I Demoni - Fedor Dostoevskij

A cura di Stelio Ghidotti

INCIPIT

Accingendomi a descrivere i recenti e tanto strani fatti accaduti in questa nostra città, fino ad ora tanto tranquilla, sono costretto mio malgrado a risalire alquanto indietro nel tempo, e precisamente a taluni particolari biografici riguardanti un uomo di grande talento, il molto rispettabile Stepàn Trofimovic Verchovenskij. Questi particolari serviranno soltanto di introduzione alla cronaca dei fatti, che ho più sopra promesso. La storia che ho in animo di narrare, è ancora in là nel tempo.
Diciamolo subito: tra di noi Stepàn Trofimovc recitava di continuo una sua parte speciale, civile, per così dire, e amava questa sua parte appassionatamente, a tal punto che penso non potesse vivere senza recitarla. Non che voglia paragonarlo a un attore sulla scena; Dio me ne guardi, tanto più che io stesso ne ho grande stima. Doveva esser tutta questione d’abitudine, o, per meglio dire, di nobile e incessante inclinazione, sin dall’infanzia, per il dolce sogno della propria bella posizione civile. Per esempio, amava straordinariamente la propria condizione di “perseguitato” e diciamo pure di “esule”. In tutte e due queste parolette c’è una sorta di classico splendore, che l’aveva subito e definitivamente sedotto, e che, innalzandolo a poco a poco, nella considerazione di se medesimo, nel corso di tanti anni, lo aveva portato infine sopra un piedistallo assai alto e gradito al suo amor proprio.

FINIS

Varvara Petròvna si lanciò su per la scaletta; Dasa la seguì; ma appena entrata nel solaio, lanciò un urlo e cadde priva di sensi.
Il cittadino del cantone di Uri penzolava dietro la porticina. Sul tavolino giaceva un pezzetto di carta con queste parole scritte a matita: “Nessuno ne ha colpa, soltanto io”. Lì vicino, sul tavolino, c’era anche un martelletto, un pezzo di sapone e un grosso chiodo, che servivano evidentemente di riserva.
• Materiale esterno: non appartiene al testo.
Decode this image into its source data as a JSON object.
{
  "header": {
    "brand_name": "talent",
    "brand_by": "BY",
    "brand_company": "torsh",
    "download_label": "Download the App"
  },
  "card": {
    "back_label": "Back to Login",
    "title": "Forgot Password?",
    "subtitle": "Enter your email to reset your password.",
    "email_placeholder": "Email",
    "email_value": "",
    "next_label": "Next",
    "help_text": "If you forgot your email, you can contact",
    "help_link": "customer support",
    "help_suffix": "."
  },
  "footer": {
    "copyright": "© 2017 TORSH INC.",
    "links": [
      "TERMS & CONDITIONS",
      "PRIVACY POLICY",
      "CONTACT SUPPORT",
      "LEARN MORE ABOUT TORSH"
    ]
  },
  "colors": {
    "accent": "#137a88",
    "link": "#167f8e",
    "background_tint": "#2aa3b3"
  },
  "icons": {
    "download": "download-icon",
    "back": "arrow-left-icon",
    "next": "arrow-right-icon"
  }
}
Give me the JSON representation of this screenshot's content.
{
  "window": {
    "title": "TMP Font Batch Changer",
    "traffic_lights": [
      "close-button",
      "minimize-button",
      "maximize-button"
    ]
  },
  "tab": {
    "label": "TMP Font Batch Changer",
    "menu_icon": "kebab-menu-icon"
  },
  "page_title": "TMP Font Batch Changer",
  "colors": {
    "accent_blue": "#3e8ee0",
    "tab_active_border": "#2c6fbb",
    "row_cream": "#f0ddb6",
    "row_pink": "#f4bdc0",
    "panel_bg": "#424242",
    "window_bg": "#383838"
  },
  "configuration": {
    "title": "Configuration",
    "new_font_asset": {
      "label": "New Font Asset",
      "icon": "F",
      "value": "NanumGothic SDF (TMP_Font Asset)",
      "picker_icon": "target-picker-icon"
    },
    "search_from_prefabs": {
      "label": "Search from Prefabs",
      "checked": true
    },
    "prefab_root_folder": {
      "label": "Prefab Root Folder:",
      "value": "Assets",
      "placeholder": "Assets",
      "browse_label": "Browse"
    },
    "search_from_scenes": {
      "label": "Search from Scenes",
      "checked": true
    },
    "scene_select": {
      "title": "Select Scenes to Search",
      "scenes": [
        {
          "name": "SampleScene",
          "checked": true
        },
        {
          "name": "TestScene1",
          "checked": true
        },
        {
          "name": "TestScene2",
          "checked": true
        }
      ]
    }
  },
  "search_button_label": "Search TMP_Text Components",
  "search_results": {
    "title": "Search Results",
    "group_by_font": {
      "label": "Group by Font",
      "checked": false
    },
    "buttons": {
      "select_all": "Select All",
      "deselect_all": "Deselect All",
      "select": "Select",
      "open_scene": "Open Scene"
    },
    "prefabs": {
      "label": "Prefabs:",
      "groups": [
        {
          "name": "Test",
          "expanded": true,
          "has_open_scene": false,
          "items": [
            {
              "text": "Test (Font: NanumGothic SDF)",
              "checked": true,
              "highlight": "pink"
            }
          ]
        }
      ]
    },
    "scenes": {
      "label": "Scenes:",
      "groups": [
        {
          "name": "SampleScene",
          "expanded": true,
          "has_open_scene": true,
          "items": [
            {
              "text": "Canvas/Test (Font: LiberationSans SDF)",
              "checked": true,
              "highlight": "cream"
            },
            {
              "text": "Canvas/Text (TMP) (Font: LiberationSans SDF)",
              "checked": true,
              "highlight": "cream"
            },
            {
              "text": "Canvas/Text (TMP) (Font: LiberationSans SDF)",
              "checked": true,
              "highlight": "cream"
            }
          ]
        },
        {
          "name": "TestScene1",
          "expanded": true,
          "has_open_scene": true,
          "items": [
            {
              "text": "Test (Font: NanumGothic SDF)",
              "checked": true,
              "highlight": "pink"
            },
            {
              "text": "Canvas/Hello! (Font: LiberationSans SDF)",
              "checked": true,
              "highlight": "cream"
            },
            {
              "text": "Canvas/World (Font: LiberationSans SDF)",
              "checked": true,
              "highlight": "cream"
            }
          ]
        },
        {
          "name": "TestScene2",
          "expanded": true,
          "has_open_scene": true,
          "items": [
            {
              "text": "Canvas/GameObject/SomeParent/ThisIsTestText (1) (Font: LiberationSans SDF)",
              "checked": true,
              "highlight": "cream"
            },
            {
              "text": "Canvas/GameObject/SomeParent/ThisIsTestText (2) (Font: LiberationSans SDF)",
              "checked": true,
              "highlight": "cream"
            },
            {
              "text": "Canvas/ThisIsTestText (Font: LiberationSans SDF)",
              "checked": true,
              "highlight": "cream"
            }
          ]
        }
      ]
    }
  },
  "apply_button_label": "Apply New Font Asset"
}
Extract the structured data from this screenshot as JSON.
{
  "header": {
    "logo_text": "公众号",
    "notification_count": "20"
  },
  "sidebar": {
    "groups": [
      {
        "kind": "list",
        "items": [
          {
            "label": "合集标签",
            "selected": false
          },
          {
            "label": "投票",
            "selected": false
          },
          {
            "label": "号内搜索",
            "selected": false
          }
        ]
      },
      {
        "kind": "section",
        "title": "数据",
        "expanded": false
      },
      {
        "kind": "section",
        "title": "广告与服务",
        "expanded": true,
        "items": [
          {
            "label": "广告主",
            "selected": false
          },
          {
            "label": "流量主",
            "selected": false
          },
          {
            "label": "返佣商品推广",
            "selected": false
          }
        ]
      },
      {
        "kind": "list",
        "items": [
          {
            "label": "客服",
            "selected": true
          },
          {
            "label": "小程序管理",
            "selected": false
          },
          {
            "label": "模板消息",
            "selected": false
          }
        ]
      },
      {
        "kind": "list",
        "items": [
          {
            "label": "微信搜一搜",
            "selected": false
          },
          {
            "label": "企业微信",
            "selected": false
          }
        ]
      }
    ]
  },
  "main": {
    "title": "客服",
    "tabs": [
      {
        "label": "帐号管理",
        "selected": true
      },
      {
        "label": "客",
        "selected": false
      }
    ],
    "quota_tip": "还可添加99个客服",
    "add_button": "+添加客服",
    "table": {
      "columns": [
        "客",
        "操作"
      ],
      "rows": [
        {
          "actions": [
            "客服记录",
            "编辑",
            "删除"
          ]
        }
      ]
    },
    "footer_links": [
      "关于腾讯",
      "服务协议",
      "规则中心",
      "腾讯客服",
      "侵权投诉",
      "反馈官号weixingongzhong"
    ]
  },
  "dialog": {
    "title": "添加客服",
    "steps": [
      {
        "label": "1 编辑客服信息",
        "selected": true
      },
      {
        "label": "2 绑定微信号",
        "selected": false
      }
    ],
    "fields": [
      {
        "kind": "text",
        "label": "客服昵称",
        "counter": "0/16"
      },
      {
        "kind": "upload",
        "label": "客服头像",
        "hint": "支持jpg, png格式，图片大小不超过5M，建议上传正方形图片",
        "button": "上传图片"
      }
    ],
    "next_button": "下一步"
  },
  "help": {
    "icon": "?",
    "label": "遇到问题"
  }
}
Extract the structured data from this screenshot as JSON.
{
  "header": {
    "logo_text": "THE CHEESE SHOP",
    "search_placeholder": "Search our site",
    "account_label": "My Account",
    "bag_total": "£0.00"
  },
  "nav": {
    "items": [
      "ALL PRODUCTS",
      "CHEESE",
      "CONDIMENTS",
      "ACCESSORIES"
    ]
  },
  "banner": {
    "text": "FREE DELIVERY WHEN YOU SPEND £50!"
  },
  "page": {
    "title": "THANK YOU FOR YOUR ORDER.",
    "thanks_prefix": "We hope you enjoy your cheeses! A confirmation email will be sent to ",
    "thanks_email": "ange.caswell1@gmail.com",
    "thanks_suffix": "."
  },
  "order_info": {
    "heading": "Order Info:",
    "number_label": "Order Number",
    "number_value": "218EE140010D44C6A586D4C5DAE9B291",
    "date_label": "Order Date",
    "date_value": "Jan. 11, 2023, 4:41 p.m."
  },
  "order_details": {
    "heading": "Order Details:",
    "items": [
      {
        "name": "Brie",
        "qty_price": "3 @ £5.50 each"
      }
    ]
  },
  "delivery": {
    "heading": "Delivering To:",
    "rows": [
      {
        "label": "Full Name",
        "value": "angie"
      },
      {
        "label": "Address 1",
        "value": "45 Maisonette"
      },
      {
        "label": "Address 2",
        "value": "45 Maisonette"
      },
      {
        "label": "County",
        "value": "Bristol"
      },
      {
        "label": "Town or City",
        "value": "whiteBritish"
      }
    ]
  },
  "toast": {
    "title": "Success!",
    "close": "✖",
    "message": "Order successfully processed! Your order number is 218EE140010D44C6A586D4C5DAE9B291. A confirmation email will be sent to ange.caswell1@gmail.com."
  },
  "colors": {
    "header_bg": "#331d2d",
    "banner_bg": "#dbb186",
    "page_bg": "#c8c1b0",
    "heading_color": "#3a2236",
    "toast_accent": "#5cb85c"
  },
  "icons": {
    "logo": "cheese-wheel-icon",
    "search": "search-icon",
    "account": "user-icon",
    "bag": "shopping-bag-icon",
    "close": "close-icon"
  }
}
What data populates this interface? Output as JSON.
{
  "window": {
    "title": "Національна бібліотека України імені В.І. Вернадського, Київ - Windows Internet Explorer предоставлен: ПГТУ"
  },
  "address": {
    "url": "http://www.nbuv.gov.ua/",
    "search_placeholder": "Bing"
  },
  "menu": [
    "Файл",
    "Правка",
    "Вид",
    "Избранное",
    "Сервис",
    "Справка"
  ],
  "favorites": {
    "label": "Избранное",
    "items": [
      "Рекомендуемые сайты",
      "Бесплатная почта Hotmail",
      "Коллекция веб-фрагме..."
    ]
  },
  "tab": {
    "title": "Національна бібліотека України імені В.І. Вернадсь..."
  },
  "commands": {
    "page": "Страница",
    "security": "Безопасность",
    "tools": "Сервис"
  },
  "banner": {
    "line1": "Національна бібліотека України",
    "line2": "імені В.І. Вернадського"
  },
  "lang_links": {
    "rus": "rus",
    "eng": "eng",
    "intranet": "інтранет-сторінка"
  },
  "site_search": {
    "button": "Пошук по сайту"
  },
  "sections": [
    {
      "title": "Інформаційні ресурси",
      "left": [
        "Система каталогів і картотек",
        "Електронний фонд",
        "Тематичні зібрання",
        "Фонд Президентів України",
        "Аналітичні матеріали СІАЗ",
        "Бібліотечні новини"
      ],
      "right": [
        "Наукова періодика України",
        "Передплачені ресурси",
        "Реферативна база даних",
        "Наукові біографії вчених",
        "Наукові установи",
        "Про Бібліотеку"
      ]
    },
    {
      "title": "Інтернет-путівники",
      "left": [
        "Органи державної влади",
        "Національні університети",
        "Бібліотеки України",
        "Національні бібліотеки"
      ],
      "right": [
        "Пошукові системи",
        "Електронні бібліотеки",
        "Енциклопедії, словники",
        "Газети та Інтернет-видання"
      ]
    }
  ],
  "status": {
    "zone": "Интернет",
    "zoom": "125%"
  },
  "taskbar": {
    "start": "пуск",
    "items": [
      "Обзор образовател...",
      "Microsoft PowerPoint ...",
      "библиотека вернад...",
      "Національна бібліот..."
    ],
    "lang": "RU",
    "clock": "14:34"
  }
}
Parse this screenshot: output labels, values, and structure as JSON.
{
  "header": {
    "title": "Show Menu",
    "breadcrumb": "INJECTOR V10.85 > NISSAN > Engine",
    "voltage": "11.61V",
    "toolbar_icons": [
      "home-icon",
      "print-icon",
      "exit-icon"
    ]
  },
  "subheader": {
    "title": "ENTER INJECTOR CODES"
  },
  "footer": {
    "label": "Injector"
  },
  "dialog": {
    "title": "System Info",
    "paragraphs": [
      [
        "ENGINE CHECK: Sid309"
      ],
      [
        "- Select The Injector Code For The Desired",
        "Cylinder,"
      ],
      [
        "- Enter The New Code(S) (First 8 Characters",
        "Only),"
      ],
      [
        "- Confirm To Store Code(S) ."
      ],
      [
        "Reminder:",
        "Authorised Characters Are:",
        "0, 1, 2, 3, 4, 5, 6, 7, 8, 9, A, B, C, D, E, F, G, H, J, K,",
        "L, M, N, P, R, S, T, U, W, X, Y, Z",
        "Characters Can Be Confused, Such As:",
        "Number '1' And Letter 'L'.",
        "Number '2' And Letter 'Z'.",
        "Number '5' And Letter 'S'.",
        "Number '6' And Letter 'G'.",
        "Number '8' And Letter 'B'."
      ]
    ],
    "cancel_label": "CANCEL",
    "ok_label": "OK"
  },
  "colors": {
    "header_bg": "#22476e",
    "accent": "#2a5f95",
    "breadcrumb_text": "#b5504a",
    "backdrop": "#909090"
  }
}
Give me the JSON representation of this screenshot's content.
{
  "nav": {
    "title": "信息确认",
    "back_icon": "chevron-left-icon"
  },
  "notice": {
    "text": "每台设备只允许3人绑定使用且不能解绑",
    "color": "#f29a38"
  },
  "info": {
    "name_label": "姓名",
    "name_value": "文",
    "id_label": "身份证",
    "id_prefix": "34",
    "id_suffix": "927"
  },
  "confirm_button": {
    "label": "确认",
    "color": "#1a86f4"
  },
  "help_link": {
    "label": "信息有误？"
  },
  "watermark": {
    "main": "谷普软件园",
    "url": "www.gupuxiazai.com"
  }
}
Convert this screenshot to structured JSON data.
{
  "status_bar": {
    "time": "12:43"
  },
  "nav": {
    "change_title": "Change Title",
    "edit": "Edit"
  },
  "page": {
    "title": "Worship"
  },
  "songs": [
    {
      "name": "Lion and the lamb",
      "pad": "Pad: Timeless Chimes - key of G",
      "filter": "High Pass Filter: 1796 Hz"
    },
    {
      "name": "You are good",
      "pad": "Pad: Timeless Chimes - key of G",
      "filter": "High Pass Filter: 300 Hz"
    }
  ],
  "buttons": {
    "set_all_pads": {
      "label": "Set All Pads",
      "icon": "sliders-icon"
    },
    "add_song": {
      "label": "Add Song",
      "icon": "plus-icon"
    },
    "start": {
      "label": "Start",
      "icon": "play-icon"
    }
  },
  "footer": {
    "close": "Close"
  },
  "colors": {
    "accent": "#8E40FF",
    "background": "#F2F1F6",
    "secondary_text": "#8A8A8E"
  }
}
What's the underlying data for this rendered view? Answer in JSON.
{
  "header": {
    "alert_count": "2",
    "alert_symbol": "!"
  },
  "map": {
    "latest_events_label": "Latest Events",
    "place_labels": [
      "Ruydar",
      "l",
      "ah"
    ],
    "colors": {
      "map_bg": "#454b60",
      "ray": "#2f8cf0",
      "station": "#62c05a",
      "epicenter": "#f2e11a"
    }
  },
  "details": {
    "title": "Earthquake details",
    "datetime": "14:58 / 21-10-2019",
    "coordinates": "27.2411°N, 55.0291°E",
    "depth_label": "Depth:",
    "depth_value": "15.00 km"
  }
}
Il forte spago di seta, che Nikolàj Vsèvolodovic aveva usato per impiccarsi, chiaramente scelto e preparato prima, era stato abbondantemente insaponato. Ogni particolare dimostrava una perfetta predeterminazione, un’assoluta lucidità fino all’ultimo minuto.
I nostri medici dopo l’autopsia esclusero assolutamente, con insistenza, l’ipotesi della follia.